Egyptian Coptic Christians shout slogans during a demonstration outside the Cairo High Court on May 8, 2011. Hardline Islamists have targeted Coptic churches for arson attacks Photo | AFP |

 

By DALLIA M. ABDEL MONIEM Posted Thursday, October 6  2011 at  10:11

History teaches us that with change, with revolution, comes improvement. But it seems that is not always the case, especially if the improvement is expected but fails to materialise.

For many of Egypt’s Coptic population, things have become worse rather than better. The latest statistics from the Egyptian Union of Human Rights Organizations (EUOHR) show that since March, nearly 100,000 Egyptian Copts have left the country with the number possibly rising to 250,000 by the end of this year. Though some skeptics have questioned the number, saying it is “exaggerated”, there is nonetheless a genuine concern and fear that the increasing levels of sectarian violence will lead to a mass exodus of Egypt’s Christian community, who form 10 per cent of the country’s population.

According to Naguib Gobrail, a lawyer and the head of EUOHR, the latest bout of destruction of Christian places of worship is part of a “systematic policy of ethnic cleansing” by Salafi (hard-line Islamist) groups targeting Copts. Speaking at a press conference plaintively named ‘The Cry of the Copt’ and held only two days after a church attack, Gobrial lamented that “Copts feel like strangers in their own country; many are being forced to leave Egypt as a result.”

The attack on the Mari Girgis (St. George) church in Upper Egypt was the latest that has seen Christian establishments targeted. According to eyewitness accounts, a number of Muslim men surrounded the church in the village of El-Marinab near the city of Edfu, set fire to parts of it and then proceeded to move onto Coptic homes in the area as well as Christian-owned businesses.

The attack was the most recent in a continuing spate of similar violent acts against the Coptic Christian community.
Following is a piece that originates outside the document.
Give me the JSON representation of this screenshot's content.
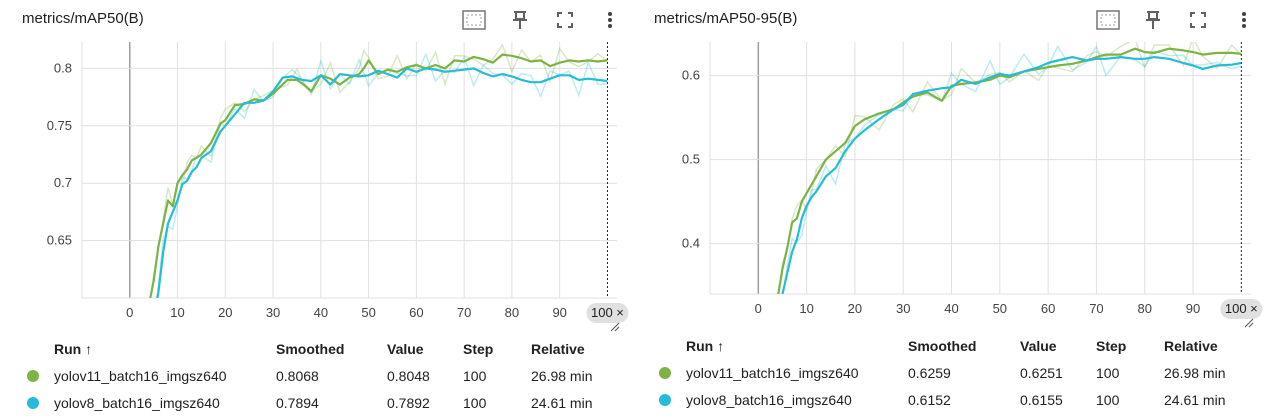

On New Year’s Eve, a church in Alexandria was bombed leaving 23 people dead. In May, clashes in the Cairo suburb of Imbaba saw 12 people killed and 52 wounded over rumours that Christians had kidnapped a woman who had converted to Islam. The spiralling violence led to the burning of a church on May 7, for which 48 Muslims and Christians are being tried in a criminal court.

Other incidents have included Coptic girls being forced to wear the veil to public schools and one man’s ear getting chopped off by hardliners.

The Salafis

The governor of Aswan, Mostafa El-Said, stated on state television the clashes erupted when the Christian community “unlawfully tried to add more floors” to a Christian guest house, adjacent to the church, with “the intention of turning it into a church which provoked the Muslims,” as the permission was only for an added 9 metres but had been exceeded to 13. He added that the Christian community should apologise and denied the clashes were violent, a statement that angered many Copts.

The governor’s assertion that the attack was not on the church but a service centre was disproved by Gobrial at the press conference where he displayed documents confirming the partly burnt down building was the Mare Girgis Church.